Teori Mahabbah Imam Al-Ghazali: Aspek, Etika dan Estetika

 
Teori Mahabbah Imam Al-Ghazali: Aspek, Etika dan Estetika
Sumber Gambar: Ilustrasi/Pexels

Laduni.ID, Jakarta – Tanpa dipungkiri berbicara mengenai cinta (mahabbah) dan berspekulasi tentang etimologinya itu sudah booming dikalangan dunia. Mahabbah juga menjadi salah satu pokok penting dalam Islam, yang mana dalam Islam ajaran mahabbah kepada Allah bukan suatu hal yang baru, karena sejak baginda Rasulullah memang telah mengajarkan perihal ajaran mahabbah.

Sebagian besar para sufi menjadikan mahabbah sebagai kajian ajaran pokok atau cikal bakal dalam tasawuf, guna menuju kehidupan yang zuhud (asketisisme). Makna mahabbah bagi para sufi merupakan sumber kecemerlangan Islam dan ruh yang mendasari ajaran tasawuf. Di antara salah satu tokoh sufi terkemuka yang membahas kajian mahabbah adalah Imam al-Ghazali.

Teori mahabbah yang dikemukakan oleh Imam al-Ghazali muncul dikarenakan situasi dan kondisi hidup parahnya penyakit kala itu. Ia merasa bahwa tidak ada pelindung selain Allah, maka ia menghadap dan mencintai Allah secara keseluruhan dengan hati yang tulus, serta berzuhud meninggalkan semua kenikmatan duniawi yang akan hancur. Dengan mahabbah seorang akan mempunyai nilai keimanan lebih di sisi Allah SWT.

Dari sikap dan teori yang demonstrative, ini menunjukkan bahwa Imam al-Ghazali juga ikut berkontribusi mensosialisasikan perihal teori cinta tanpa pamrih, yang disebabkan oleh keprihatinannya terhadap strata ibadah yang dilakukan oleh para zahid dan sufi pada periode itu.

Mahabbah perspektif Imam al-Ghazali adalah tendensi hati kepada sesuatu yang memuaskan. Jika tendensi tersebut semakin mematok, maka berubah menjadi 'isyq (asyik-masyuk) yang namanya bukan lagi mahabbah.

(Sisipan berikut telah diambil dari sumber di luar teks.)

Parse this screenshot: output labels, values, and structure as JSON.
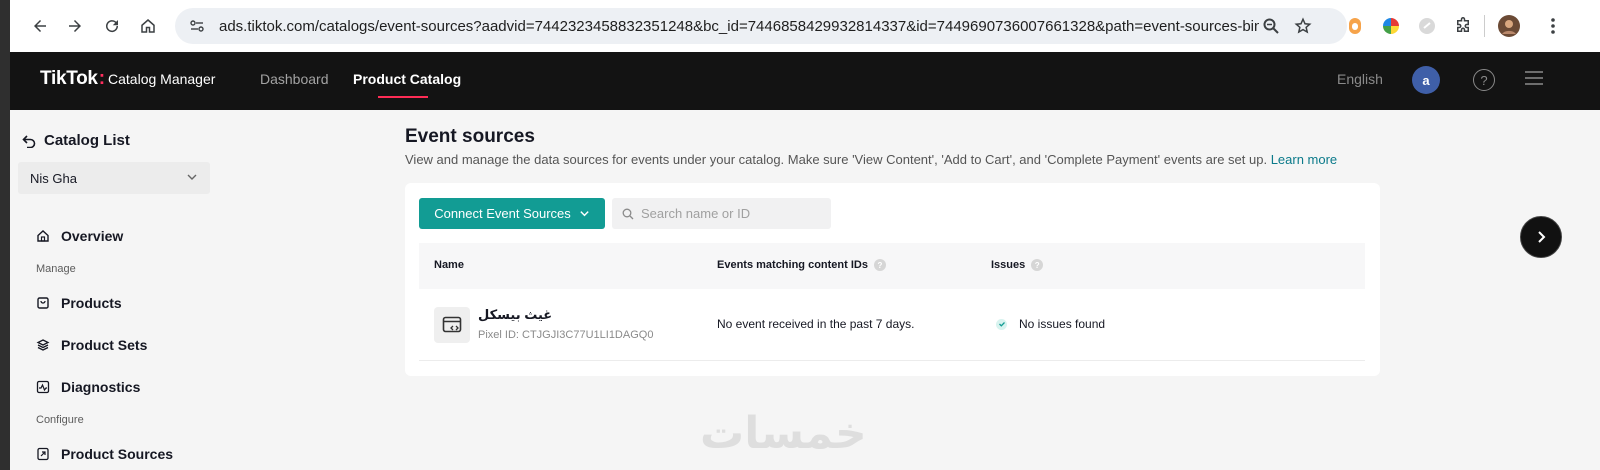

Jika dijabarkan, mahabbah merupakan tendensi hati pada sesuatu yang disayangi serta disukai, lalu menerangkan segenap otoritas dan usaha guna melaksanakan perintahnya dan menjauhi larangannya.

Imam al-Ghazali dalam kitab monumentalnya Ihya’ Ulumuddin, merumuskan ada beberapa faktor (sebab) yang mempengaruhi atau menimbulkan lahirnya mahabbah, diantaranya; Pertama, mahabbah manusia terhadap diri sendiri, dan berambisi supaya keabsolutan serta kesempurnaan dirinya. Sebab orang yang mengenal dirinya dengan ma’rifah yang benar, maka akan mengenali atau mencintai Allah.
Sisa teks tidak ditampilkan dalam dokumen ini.